На другой день Лиза кажется мне более молчаливой чем обычно. Ничего удивительного, ведь накануне вечером она досыта наговорилась. А вернувшись с работы, я ее не нахожу – чрезвычайное происшествие, потому что в это время она обычно всегда дома.
Спускаюсь вниз, чтобы принести из шкафчика что-нибудь на ужин, а когда пересекаю Темное царство, неожиданно слышу смех в комнате Илиева. Громкий женский смех, однако я не стал бы утверждать, что именно Лиза там хохочет, поскольку в моем присутствии она ни разу громко не смеялась. Отнеся наверх остаток воскресного обеда, я включаю телевизор, чтобы можно было насладиться котлетами и международным обозрением.
– Извините, ради бога, оставила вас одного, – слышится позади меня голос Лизы. – Илиев тут пригласил меня на чашку чая. Неудобно ведь, выхлебав чай, тут же бежать.
– Вы так оправдываетесь, будто провинились, – отвечаю я. – Ведь договорились: вы не должны чувствовать себя так, будто у меня служите.
– Почему служите?
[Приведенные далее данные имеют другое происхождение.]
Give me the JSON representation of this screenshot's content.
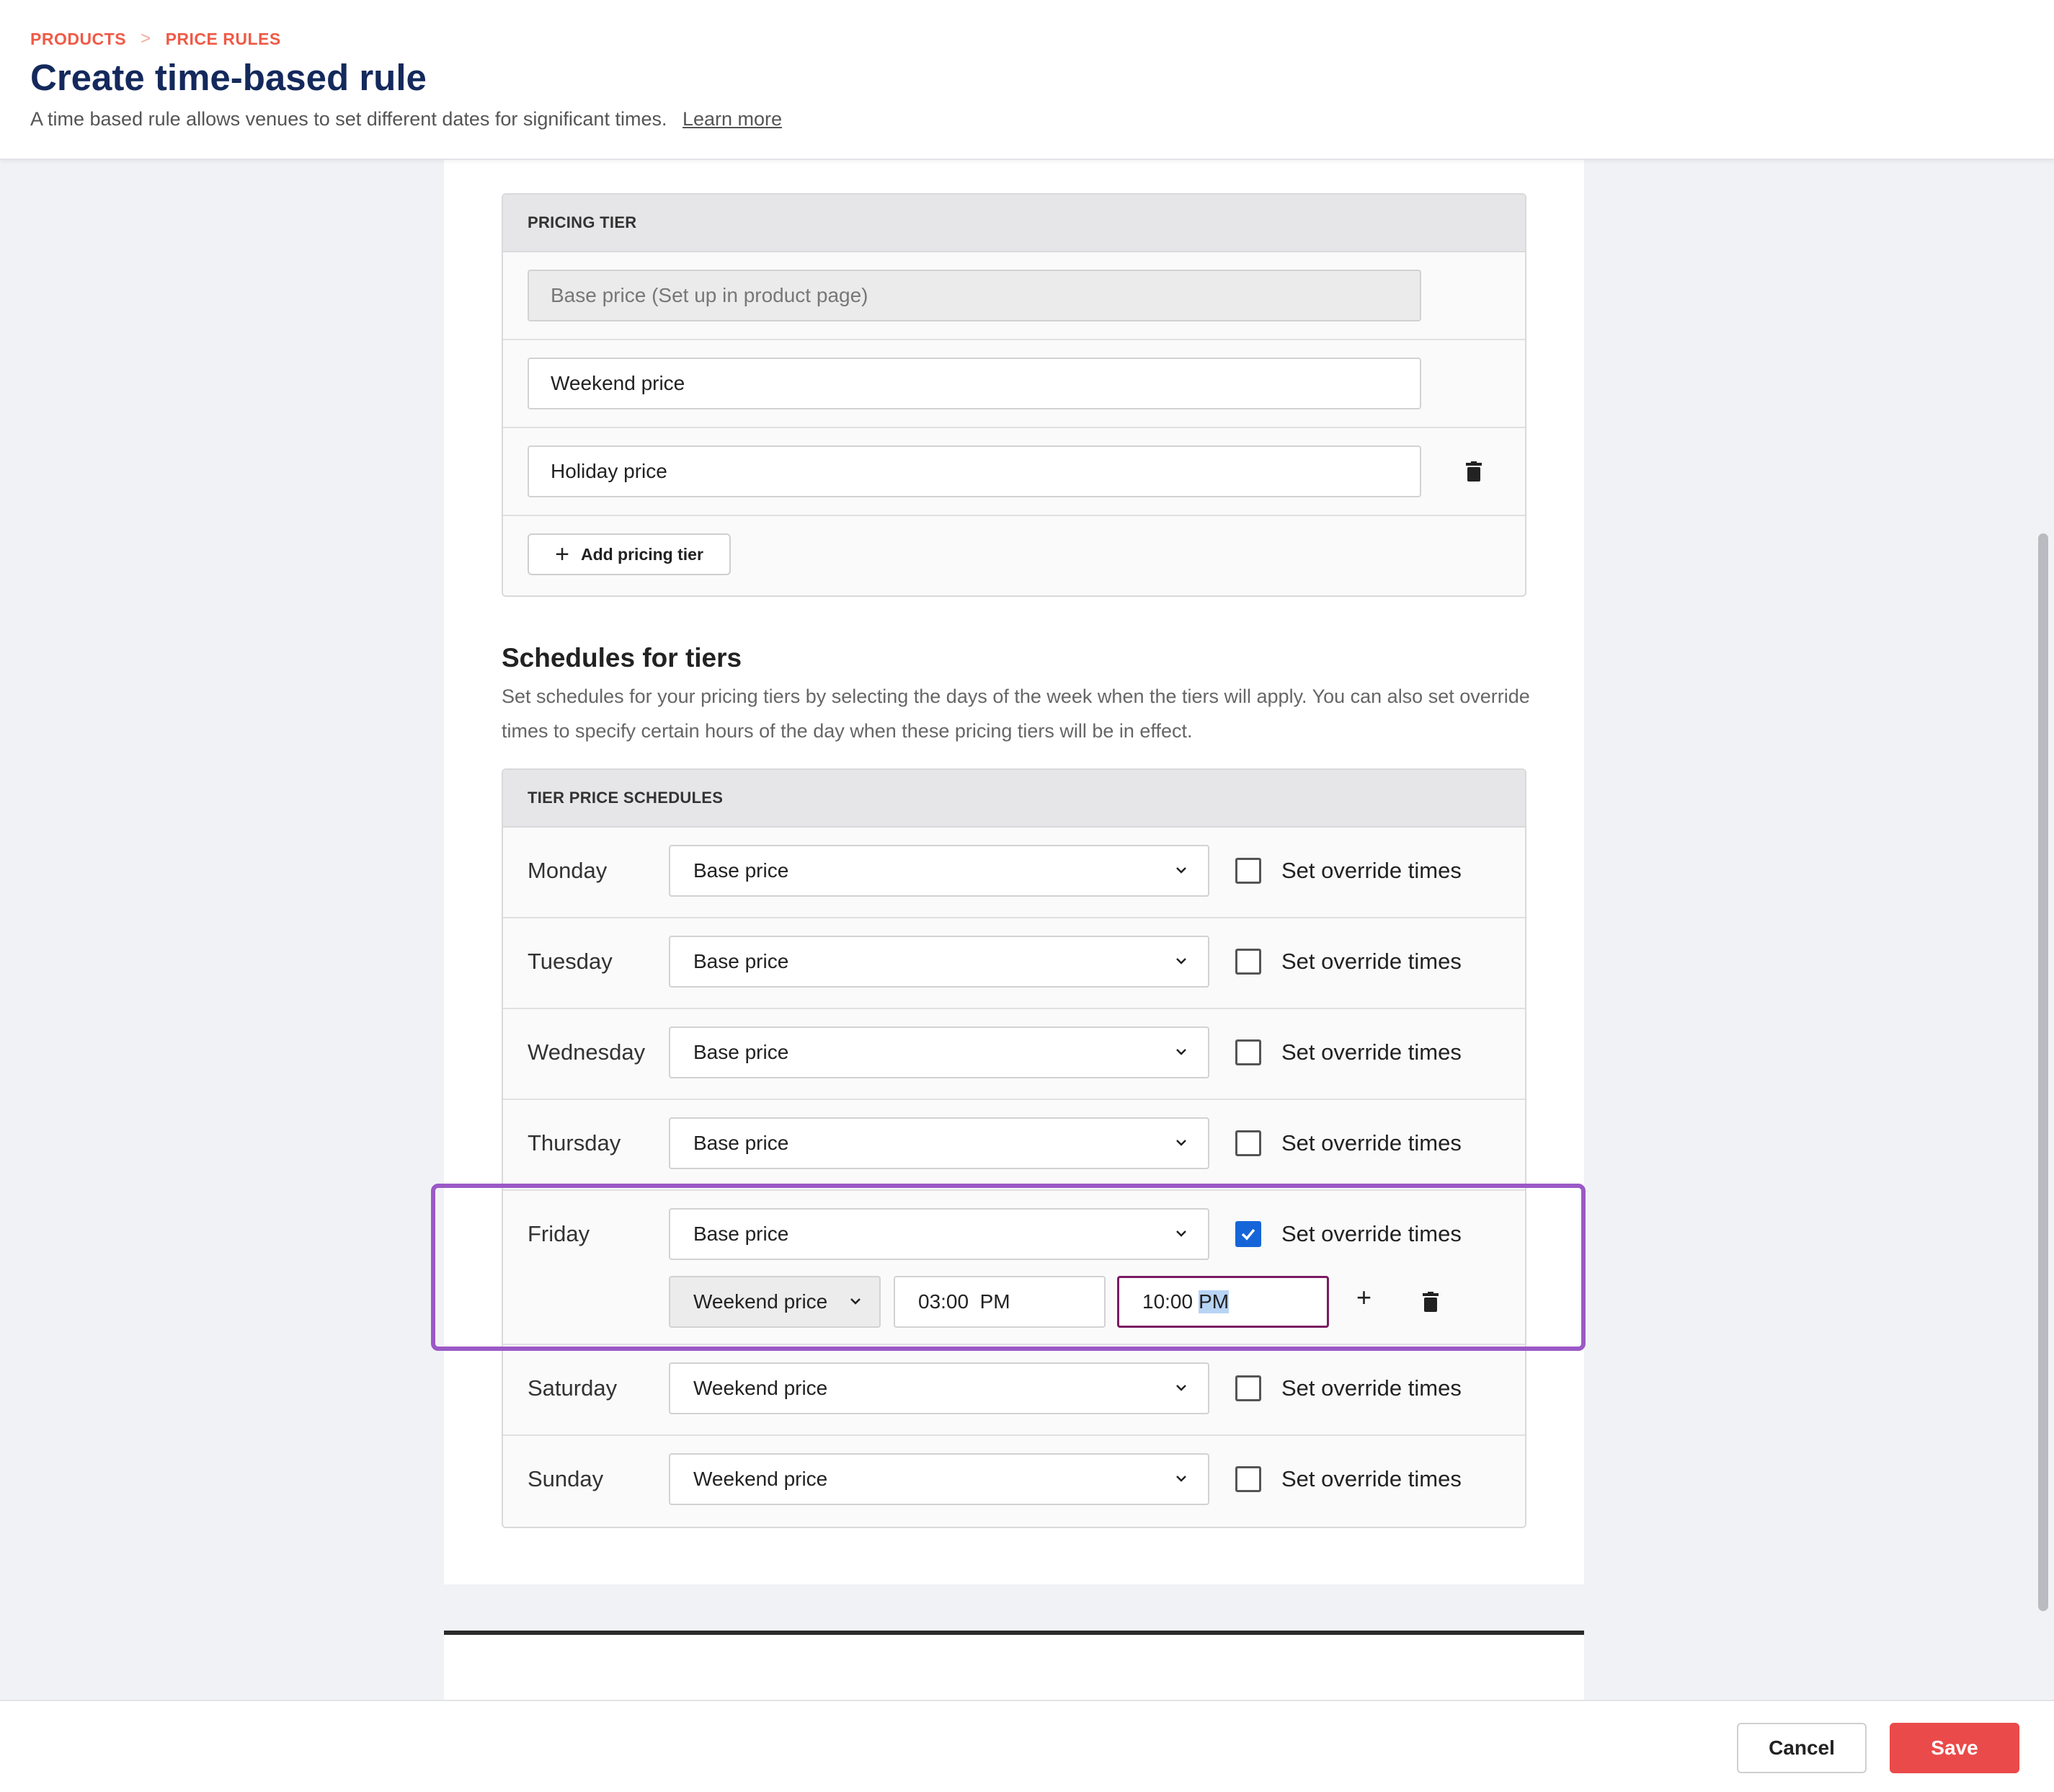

Разве вам неприятно, что о вас хоть немного заботятся?
– Кому это неприятно? Значит, Илиев решил побаловать вас чаем?
– Почему же, и коньяк был. И печенье…
Видимо, первые светские успехи в этом доме ее окрыляют.
– Он вам рассказал про неврорецепторы?
– Говорите по-болгарски, чтобы вас можно было понять.
– Значит, не рассказывал.
– Тогда вы расскажите, – предлагает она, усаживаясь по другую сторону столика.
– Не могу, это патент. Именно по его теории человеческие чувства – нечто вроде болезней и от них, так же как и от болезней, можно лечиться таблетками.